Badan hukum adalah pendukung hak dan kewajiban berdasarkan hukum yang bukan manusia, yang dapat menuntut atau dapat dituntut subjek hukum lain dimuka pengadilan.

Ciri-ciri dari sebuah badan hukum adalah (a) memiliki kekayaan sendiri yang terpisah dari kekayaan orang-orang yang menjalankan kegiatan dari badan-badan hukum tersebut, (b) memiliki hak-hak dan kewajiban-kewajiban yang terpisah dari hak-hak dan kewajiban-kewajiban orang-orang yang menjalankan kegiatan badan hukum tersebut, (c) memiliki tujuan tertentu, (d) berkesinambungan (memiliki kontinuitas) dalam arti keberadaanya tidak terikat pada orang-orang tertentu, karena hak-hak dan kewajiban-kewajibannya tetap ada meskipun orang-orang yang menjalankannya berganti.

Pengertian korporasi dalam hukum perdata berdasarkan uraian sebelumnya ternyata dibatasi sebagai badan hukum. Sedangkan apabila ditelaah lebih lanjut, pengertian korporasi dalam hukum pidana ternyata lebih luas.

Di Indonesia, perkembangan korporasi sebagai subjek tindak pidana berupa “orang” (lihat Pasal 59 KUHP). Subjek tindak pidana korporasi, dapat ditemukan dalam Undang-Undang Nomor 5 Tahun 1997 Tentang Psikotropika Pasal 1 angka 13, Undang-Undang Nomor 31 Tahun 1990 jo.

Undang-Undang Nomor 20 Tahun 2001, Pasal 1 angka 1 tentang Pemberantasan Tindak Pidana Korupsi, Undang-Undang Nomor 8 Tahun 2010 Pasal 1 angka 10, tentang Pencegahan dan Pemberantasan Tindak Pidana Pencucian Uang yang pada intinya dirumuskan: “Korporasi adalah kumpulan orang dan/ atau kekayaan yang terorganisasi baik merupakan badan hukum maupun bukan badan hukum.”

Ketentuan yang hampir sama juga dapat ditemukan dalam Undang-Undang Nomor 7 Drt 1955 tentang Tindak Pidana Ekonomi, Pasal 15 ayat (1), menyatakan, perseroan, suatu perserikatan orang atau yayasan. ”Rumusan ini hampir sama juga ditemukan dalam Pasal 51 W.v.S (KUHP Belanda) yang telah diperbarui pada tahun 1976.

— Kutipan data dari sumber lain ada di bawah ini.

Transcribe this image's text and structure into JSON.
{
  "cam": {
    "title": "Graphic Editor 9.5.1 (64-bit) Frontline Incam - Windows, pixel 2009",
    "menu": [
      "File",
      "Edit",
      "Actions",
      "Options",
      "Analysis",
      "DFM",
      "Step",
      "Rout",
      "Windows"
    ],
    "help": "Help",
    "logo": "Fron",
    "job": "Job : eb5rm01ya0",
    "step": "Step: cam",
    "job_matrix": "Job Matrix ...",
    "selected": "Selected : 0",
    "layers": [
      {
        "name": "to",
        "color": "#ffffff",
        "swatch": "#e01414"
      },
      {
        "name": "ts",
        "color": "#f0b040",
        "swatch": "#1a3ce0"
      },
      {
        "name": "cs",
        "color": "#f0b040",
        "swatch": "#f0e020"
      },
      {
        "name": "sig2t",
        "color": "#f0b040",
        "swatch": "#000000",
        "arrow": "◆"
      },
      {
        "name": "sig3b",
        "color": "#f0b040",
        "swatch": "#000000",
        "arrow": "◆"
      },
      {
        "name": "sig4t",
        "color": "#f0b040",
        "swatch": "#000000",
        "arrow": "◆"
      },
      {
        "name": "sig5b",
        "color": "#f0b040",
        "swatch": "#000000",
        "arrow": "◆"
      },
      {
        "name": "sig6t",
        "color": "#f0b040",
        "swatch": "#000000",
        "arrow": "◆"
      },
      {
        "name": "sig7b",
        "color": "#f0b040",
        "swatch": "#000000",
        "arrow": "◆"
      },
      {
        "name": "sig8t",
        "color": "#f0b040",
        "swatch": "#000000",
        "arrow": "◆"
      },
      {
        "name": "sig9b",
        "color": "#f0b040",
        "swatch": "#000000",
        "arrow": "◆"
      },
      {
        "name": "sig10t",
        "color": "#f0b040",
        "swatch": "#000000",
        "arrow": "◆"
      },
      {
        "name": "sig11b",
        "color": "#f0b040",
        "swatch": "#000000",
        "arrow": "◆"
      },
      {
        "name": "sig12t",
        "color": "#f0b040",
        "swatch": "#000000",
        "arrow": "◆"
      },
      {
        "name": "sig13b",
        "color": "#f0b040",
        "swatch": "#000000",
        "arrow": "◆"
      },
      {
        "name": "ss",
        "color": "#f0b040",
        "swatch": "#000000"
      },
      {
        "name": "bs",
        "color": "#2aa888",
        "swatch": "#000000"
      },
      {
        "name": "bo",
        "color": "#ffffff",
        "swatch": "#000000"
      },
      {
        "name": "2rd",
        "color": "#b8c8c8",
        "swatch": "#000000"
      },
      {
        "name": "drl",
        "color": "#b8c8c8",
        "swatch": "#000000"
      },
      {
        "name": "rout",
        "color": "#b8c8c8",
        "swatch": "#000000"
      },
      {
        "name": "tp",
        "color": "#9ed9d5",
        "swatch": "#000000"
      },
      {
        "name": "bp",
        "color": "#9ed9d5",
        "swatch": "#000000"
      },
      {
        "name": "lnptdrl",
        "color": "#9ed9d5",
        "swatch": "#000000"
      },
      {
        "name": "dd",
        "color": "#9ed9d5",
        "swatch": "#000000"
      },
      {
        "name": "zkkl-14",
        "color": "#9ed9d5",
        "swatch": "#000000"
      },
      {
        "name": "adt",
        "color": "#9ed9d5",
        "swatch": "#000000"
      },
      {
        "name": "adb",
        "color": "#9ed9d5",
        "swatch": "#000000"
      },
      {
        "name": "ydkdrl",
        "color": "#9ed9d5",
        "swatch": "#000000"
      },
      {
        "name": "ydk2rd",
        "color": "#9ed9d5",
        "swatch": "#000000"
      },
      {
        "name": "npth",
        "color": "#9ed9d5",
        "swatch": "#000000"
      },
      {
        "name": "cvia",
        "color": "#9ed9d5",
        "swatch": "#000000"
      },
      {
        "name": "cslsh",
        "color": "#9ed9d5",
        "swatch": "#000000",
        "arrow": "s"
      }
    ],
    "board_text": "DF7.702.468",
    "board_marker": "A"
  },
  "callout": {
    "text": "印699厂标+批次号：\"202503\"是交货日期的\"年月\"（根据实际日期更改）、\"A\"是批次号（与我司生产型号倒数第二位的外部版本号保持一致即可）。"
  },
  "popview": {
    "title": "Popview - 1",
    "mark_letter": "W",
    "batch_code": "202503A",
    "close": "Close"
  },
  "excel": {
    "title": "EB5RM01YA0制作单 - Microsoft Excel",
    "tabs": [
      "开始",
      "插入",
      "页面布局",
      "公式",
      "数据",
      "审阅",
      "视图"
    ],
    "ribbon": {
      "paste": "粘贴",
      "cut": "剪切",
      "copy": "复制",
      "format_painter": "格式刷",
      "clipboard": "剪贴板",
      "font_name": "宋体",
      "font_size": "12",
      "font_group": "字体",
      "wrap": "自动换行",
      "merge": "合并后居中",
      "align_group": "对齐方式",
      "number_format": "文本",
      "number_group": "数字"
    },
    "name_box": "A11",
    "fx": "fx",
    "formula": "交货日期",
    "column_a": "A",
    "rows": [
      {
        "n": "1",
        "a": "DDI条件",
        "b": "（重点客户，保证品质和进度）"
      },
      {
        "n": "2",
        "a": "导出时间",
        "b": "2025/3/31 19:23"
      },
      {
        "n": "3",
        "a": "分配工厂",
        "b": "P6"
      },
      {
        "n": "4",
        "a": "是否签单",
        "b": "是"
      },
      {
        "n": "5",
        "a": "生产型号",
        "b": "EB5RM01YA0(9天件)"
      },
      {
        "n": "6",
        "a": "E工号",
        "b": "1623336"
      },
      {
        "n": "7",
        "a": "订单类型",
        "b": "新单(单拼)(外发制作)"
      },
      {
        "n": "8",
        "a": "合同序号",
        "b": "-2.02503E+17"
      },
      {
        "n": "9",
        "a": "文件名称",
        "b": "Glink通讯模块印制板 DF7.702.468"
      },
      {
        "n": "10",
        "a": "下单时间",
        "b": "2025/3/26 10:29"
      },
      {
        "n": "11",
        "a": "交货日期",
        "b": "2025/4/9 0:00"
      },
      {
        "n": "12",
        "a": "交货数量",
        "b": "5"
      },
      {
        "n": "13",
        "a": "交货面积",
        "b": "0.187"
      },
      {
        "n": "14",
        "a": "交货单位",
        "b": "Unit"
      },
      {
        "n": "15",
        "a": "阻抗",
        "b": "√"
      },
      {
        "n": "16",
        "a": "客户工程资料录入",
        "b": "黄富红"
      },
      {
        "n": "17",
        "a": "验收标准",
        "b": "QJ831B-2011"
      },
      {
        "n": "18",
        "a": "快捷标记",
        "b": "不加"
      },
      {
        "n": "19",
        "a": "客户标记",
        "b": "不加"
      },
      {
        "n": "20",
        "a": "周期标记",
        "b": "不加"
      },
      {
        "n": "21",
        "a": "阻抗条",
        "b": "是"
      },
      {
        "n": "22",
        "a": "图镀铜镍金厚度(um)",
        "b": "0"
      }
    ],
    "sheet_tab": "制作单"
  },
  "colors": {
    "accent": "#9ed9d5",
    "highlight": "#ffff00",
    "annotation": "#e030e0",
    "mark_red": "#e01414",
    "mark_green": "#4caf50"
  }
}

Konsekuensi logis tentang kedudukan korporasi sebagai badan hukum, membawa pengaruh terhadap tindak pidana yang dapat dilakukan korporasi terdapat beberapa pengecualian.

Sehubungan dengan hal tersebut Barda Nawawi Arief menyatakan bahwa walaupun pada asasnya korporasi dapat dipertanggungjawabkan sama dengan orang pribadi, tetapi ada beberapa pengecualian, yaitu :

1. Dalam perkara-perkara yang menurut kodratnya tidak dapat dilakukan oleh korporasi, misalnya bigamy, perkosaan, sumpah palsu.
2. Dalam perkara yang satu-satunya pidana yang dapat dikenakan tidak mungkin dikenakan kepada korporasi, misalnya pidana penjara atau pidana mati.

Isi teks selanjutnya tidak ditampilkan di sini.